Background: Heart transplantation (HT) is the only option for most patients with end-stage heart failure and hypertrophic cardiomyopathy (HCM) who fail medical therapy. Data on the long-term outcomes post-transplant in HCM individuals remain scarce.
Methods: We analyzed data of 319 adult patients who underwent HT between 1984 and 2019. Patients were followed for cardiac allograft rejection, cardiac allograft vasculopathy (CAV), death, or re-transplantation.

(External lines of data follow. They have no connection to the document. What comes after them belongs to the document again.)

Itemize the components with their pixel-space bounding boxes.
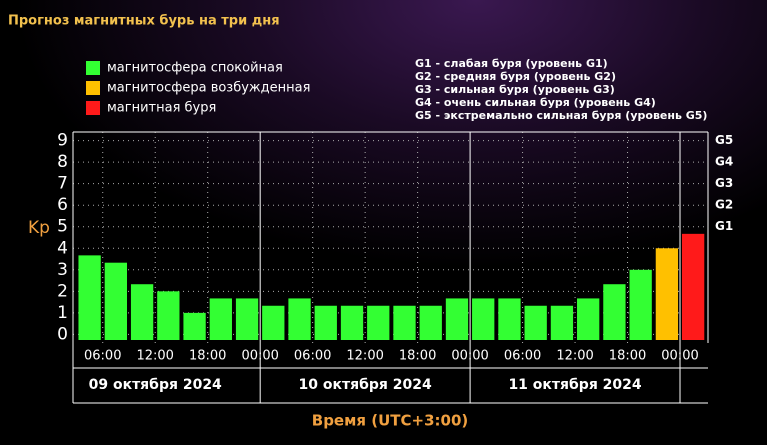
x-axis-label: Время (UTC+3:00) — [312, 412, 468, 430]
bar — [655, 248, 679, 340]
bar — [550, 305, 574, 340]
y2-tick-label: G2 — [715, 198, 733, 212]
bar — [577, 298, 600, 340]
y-tick-label: 9 — [57, 131, 68, 151]
legend-label: магнитосфера возбужденная — [107, 81, 310, 96]
x-tick-label: 12:00 — [556, 349, 593, 364]
bar — [393, 305, 416, 340]
bar — [183, 312, 206, 340]
x-tick-label: 12:00 — [136, 349, 173, 364]
legend-swatch — [86, 101, 100, 115]
y-tick-label: 8 — [57, 152, 68, 172]
legend-label: магнитная буря — [107, 101, 216, 116]
bar — [367, 305, 390, 340]
x-tick-label: 06:00 — [294, 349, 331, 364]
x-tick-label: 18:00 — [399, 349, 436, 364]
y-tick-label: 5 — [57, 217, 68, 237]
y-tick-label: 1 — [57, 303, 68, 323]
bar — [262, 305, 285, 340]
x-tick-label: 00:00 — [451, 349, 488, 364]
bar — [340, 305, 364, 340]
legend-swatch — [86, 81, 100, 95]
bar — [681, 233, 705, 340]
day-label: 10 октября 2024 — [299, 377, 432, 393]
x-tick-label: 00:00 — [241, 349, 278, 364]
y-tick-label: 7 — [57, 174, 68, 194]
x-tick-label: 18:00 — [189, 349, 226, 364]
day-label: 11 октября 2024 — [508, 377, 641, 393]
storm-level: G1 - слабая буря (уровень G1) — [415, 57, 608, 70]
x-tick-label: 06:00 — [504, 349, 541, 364]
bar — [524, 305, 547, 340]
storm-level: G2 - средняя буря (уровень G2) — [415, 70, 616, 83]
storm-level: G3 - сильная буря (уровень G3) — [415, 83, 615, 96]
bar — [314, 305, 337, 340]
bar — [629, 269, 652, 340]
y2-tick-label: G4 — [715, 155, 733, 169]
y-tick-label: 0 — [57, 324, 68, 344]
bar — [498, 298, 521, 340]
x-tick-label: 00:00 — [661, 349, 698, 364]
storm-level: G4 - очень сильная буря (уровень G4) — [415, 96, 656, 109]
y2-tick-label: G1 — [715, 219, 733, 233]
bar — [603, 284, 626, 340]
y-axis-label: Kp — [28, 218, 50, 238]
chart-title: Прогноз магнитных бурь на три дня — [8, 14, 280, 29]
bar — [78, 255, 101, 340]
bar — [288, 298, 311, 340]
y2-tick-label: G3 — [715, 176, 733, 190]
y2-tick-label: G5 — [715, 133, 733, 147]
bar — [104, 262, 128, 340]
legend-swatch — [86, 61, 100, 75]
x-tick-label: 12:00 — [346, 349, 383, 364]
y-tick-label: 2 — [57, 281, 68, 301]
bar — [235, 298, 259, 340]
y-tick-label: 6 — [57, 195, 68, 215]
x-tick-label: 06:00 — [84, 349, 121, 364]
y-tick-label: 4 — [57, 238, 68, 258]
bar — [445, 298, 469, 340]
day-label: 09 октября 2024 — [89, 377, 222, 393]
x-tick-label: 18:00 — [609, 349, 646, 364]
bar — [130, 284, 154, 340]
bar — [419, 305, 442, 340]
bar — [209, 298, 232, 340]
y-tick-label: 3 — [57, 260, 68, 280]
bar — [472, 298, 495, 340]
legend-label: магнитосфера спокойная — [107, 61, 283, 76]
storm-level: G5 - экстремально сильная буря (уровень … — [415, 109, 707, 122]
bar — [157, 291, 180, 340]
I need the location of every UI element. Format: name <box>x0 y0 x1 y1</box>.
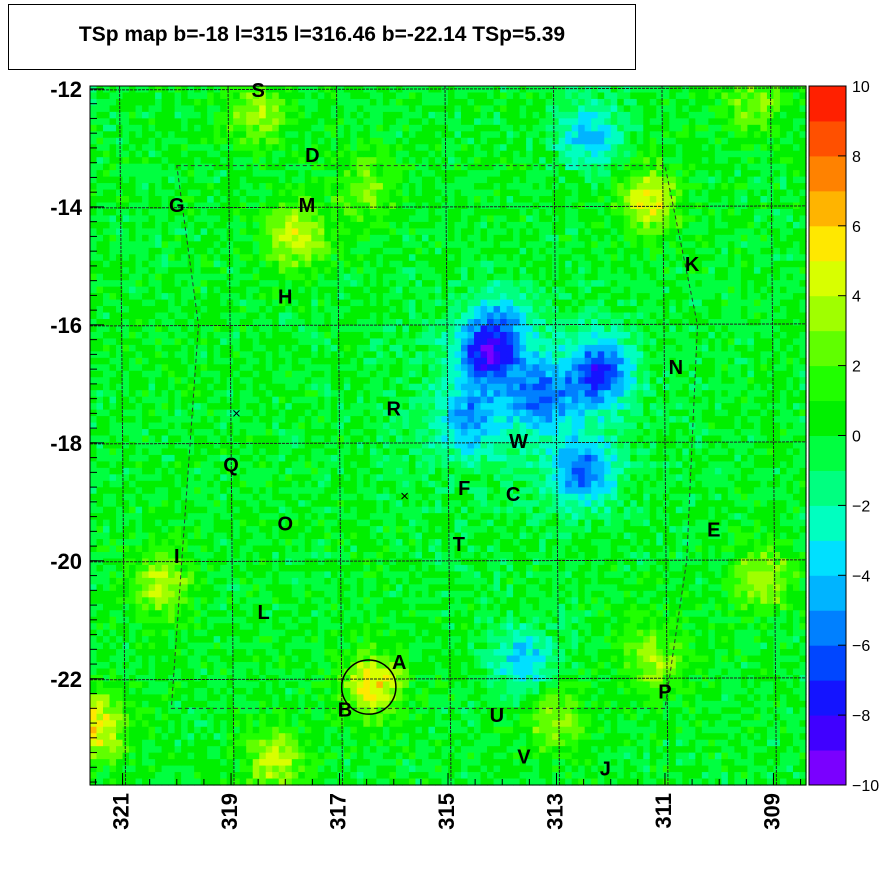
colorbar-swatch <box>809 86 846 122</box>
dashed-region-outline <box>170 165 699 709</box>
grid-line-l5 <box>661 85 669 786</box>
grid-line-b4 <box>89 559 807 563</box>
y-tick-label: -14 <box>50 195 83 220</box>
grid-line-b1 <box>89 205 807 209</box>
grid-line-l0 <box>119 85 127 786</box>
source-label: N <box>669 357 683 379</box>
source-label: O <box>277 514 293 536</box>
position-cross <box>401 492 408 500</box>
colorbar-label: 0 <box>852 429 861 446</box>
colorbar-label: −6 <box>852 638 870 655</box>
source-label: E <box>707 519 720 541</box>
colorbar-label: −2 <box>852 498 870 515</box>
y-tick-label: -18 <box>50 431 82 456</box>
colorbar-swatch <box>809 260 846 297</box>
source-label: K <box>685 254 700 276</box>
source-label: P <box>658 682 671 704</box>
colorbar-label: −10 <box>852 778 879 795</box>
colorbar-swatch <box>809 715 846 751</box>
colorbar-swatch <box>809 645 846 681</box>
colorbar-swatch <box>809 155 846 192</box>
source-label: W <box>509 431 528 453</box>
colorbar-swatch <box>809 750 846 786</box>
source-label: J <box>600 758 611 780</box>
colorbar-swatch <box>809 540 846 576</box>
source-label: V <box>517 747 531 769</box>
source-label: F <box>458 478 470 500</box>
colorbar-swatch <box>809 400 846 436</box>
source-label: R <box>387 398 402 420</box>
y-tick-label: -20 <box>50 549 82 574</box>
roi-circle <box>340 659 397 715</box>
colorbar-label: 8 <box>852 149 861 166</box>
grid-line-l3 <box>444 85 452 786</box>
source-label: C <box>506 484 520 506</box>
x-tick-label: 309 <box>759 793 784 830</box>
colorbar-swatch <box>809 225 846 262</box>
grid-line-b5 <box>89 677 807 681</box>
x-tick-label: 321 <box>108 793 133 830</box>
source-label: L <box>257 602 269 624</box>
colorbar-swatch <box>809 470 846 506</box>
grid-line-l1 <box>227 85 235 786</box>
grid-line-b0 <box>89 87 807 91</box>
colorbar-swatch <box>809 120 846 157</box>
source-label: G <box>169 195 185 217</box>
source-label: T <box>453 534 465 556</box>
grid-line-l2 <box>336 85 344 786</box>
grid-line-b2 <box>89 323 807 327</box>
colorbar-swatch <box>809 365 846 402</box>
colorbar-swatch <box>809 680 846 716</box>
source-label: A <box>392 652 406 674</box>
colorbar-swatch <box>809 295 846 332</box>
y-tick-label: -22 <box>50 667 82 692</box>
colorbar-swatch <box>809 330 846 367</box>
y-tick-label: -16 <box>50 313 82 338</box>
colorbar-swatch <box>809 575 846 611</box>
colorbar-swatch <box>809 190 846 227</box>
colorbar-swatch <box>809 505 846 541</box>
grid-line-l6 <box>769 85 777 786</box>
x-tick-label: 319 <box>217 793 242 830</box>
source-label: I <box>174 546 180 568</box>
source-label: U <box>490 705 504 727</box>
x-tick-label: 311 <box>651 793 676 829</box>
x-tick-label: 313 <box>542 793 567 830</box>
source-label: M <box>299 195 316 217</box>
source-label: B <box>338 699 352 721</box>
colorbar-swatch <box>809 435 846 471</box>
source-label: Q <box>223 455 239 477</box>
colorbar-label: −8 <box>852 708 870 725</box>
chart-title-box: TSp map b=-18 l=315 l=316.46 b=-22.14 TS… <box>8 4 636 70</box>
colorbar-label: 2 <box>852 359 861 376</box>
colorbar-swatch <box>809 610 846 646</box>
colorbar-label: 4 <box>852 289 861 306</box>
source-label: D <box>305 145 319 167</box>
chart-title: TSp map b=-18 l=315 l=316.46 b=-22.14 TS… <box>78 23 566 46</box>
grid-line-l4 <box>552 85 560 786</box>
colorbar-label: 6 <box>852 219 861 236</box>
source-label: H <box>278 286 292 308</box>
x-tick-label: 315 <box>434 793 459 830</box>
colorbar-label: 10 <box>852 79 870 96</box>
y-tick-label: -12 <box>50 77 82 102</box>
source-label: S <box>251 80 264 102</box>
colorbar-label: −4 <box>852 568 870 585</box>
position-cross <box>233 410 240 417</box>
x-tick-label: 317 <box>325 793 350 830</box>
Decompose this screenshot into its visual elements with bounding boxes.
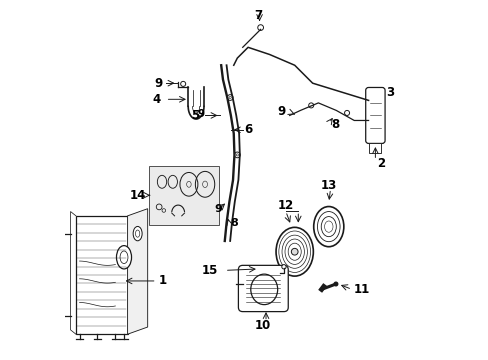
Ellipse shape [116,246,131,269]
Ellipse shape [250,274,277,305]
Text: 15: 15 [201,264,217,277]
Text: 5: 5 [191,109,199,122]
Bar [368,143,381,153]
Circle shape [333,282,337,286]
Text: 8: 8 [230,218,238,228]
Text: 8: 8 [330,118,339,131]
FancyBboxPatch shape [238,265,287,312]
Text: 6: 6 [244,123,252,136]
Text: 10: 10 [255,319,271,332]
Text: 7: 7 [254,9,262,22]
Text: 9: 9 [277,105,285,118]
Bar [76,216,127,334]
Polygon shape [127,209,147,334]
Ellipse shape [276,227,313,276]
Circle shape [308,103,313,108]
Text: 9: 9 [198,109,204,119]
FancyBboxPatch shape [365,87,384,143]
Circle shape [281,265,285,269]
Text: 2: 2 [376,157,385,170]
Text: 9: 9 [214,204,222,214]
Text: 12: 12 [277,199,293,212]
Ellipse shape [133,226,142,241]
Text: 3: 3 [385,86,393,99]
Text: 14: 14 [129,189,146,202]
Text: 9: 9 [155,77,163,90]
Circle shape [257,25,263,31]
Text: 11: 11 [353,283,369,296]
Text: 1: 1 [159,274,167,287]
Circle shape [291,248,298,255]
Circle shape [344,111,349,116]
Bar [149,166,219,225]
Text: 4: 4 [152,93,160,106]
Ellipse shape [313,207,343,247]
Text: 13: 13 [320,179,336,192]
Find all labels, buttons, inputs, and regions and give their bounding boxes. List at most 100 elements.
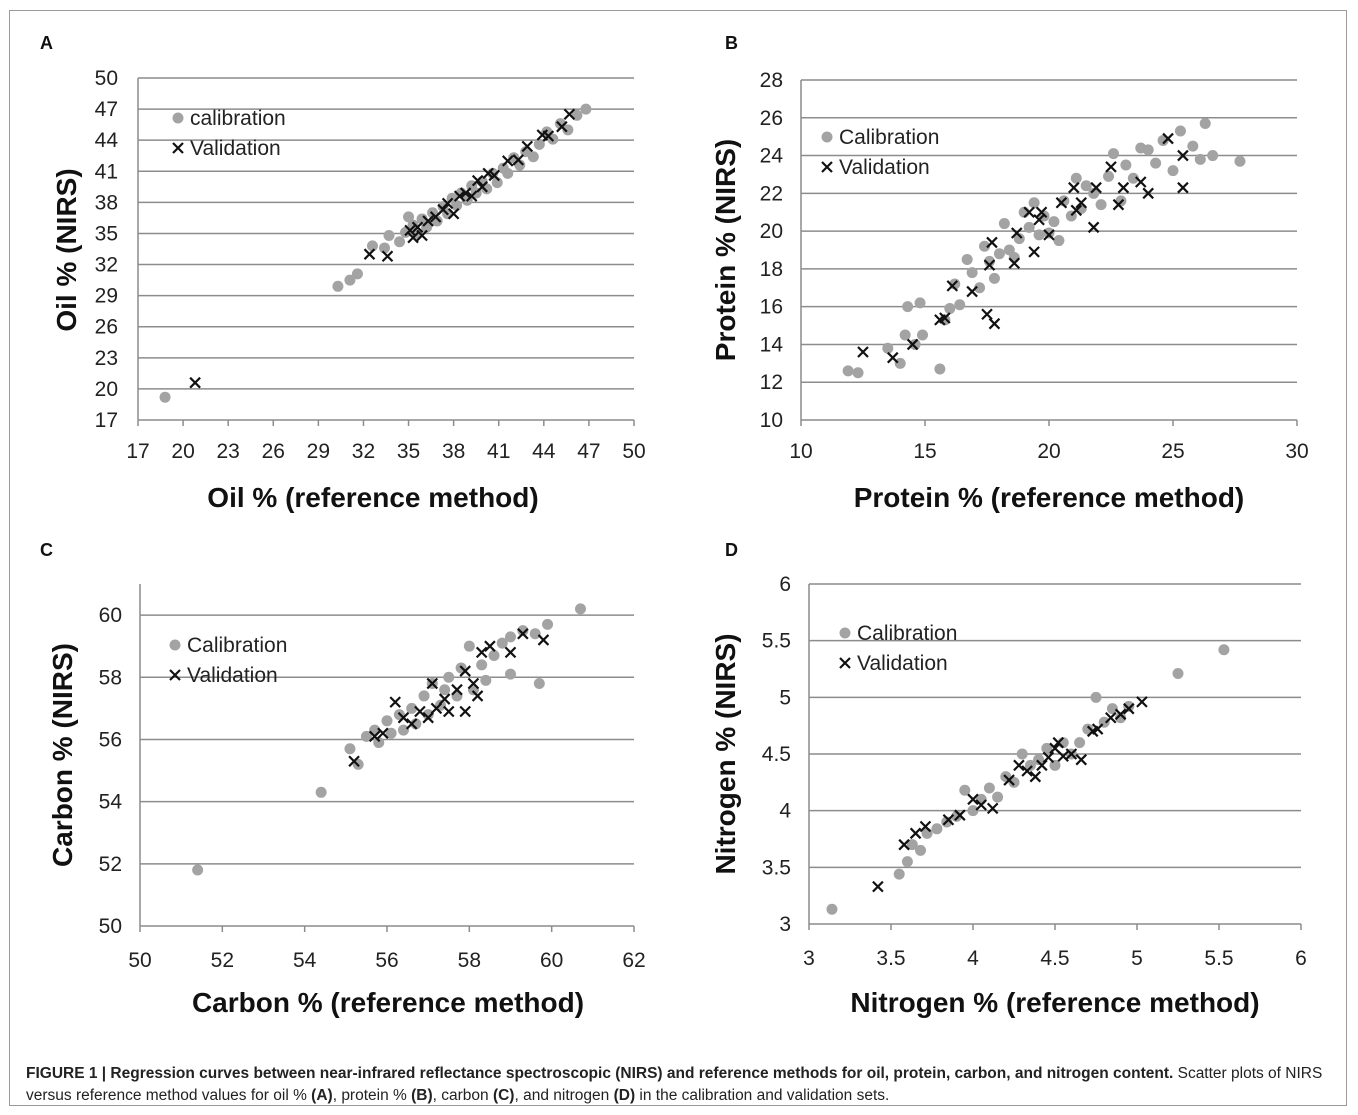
validation-point (942, 813, 955, 826)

Results: Outcomes of 24 patients with HCM, 160 with ischemic, and 135 with dilated cardiomyopathy were compared. During a mean follow-up of 11.6 ± 7.2 (max 27.8), 16.7 ± 8.2 (max 32.7), and 16.1 ± 9.7 (max 34.6) years after HT in hypertrophic, ischemic, and dilated cardiomyopathy groups, respectively: 10-year survival rate was 67%, 62%, 69%, respectively (p = .04). Post-transplantation, HCM individuals more often than the other two studied groups required prolonged inotropic support (37%, 12%, 17%, respectively, p = .02), temporary mechanical circulatory support (45%, 13%, 14%, respectively, p < .01), and renal replacement therapy immediately post-HT (55%, 19%, 24%, respectively, p < .01). No significant inter-group differences were noted in the 10-year freedom from acute allograft rejection (38%, 46%, 43%, respectively, p = .38) or 10-year freedom from CAV (88%, 78%, 81%, respectively, p = .57).
Conclusions: The long-term post-transplant prognosis of adult patients with hypertrophic cardiomyopathy is favorable despite more challenging immediate post-HT course.
Keywords: heart failure; heart transplantation; hypertrophic cardiomyopathy.
© 2024 The Authors. Clinical Transplantation published by John Wiley & Sons Ltd.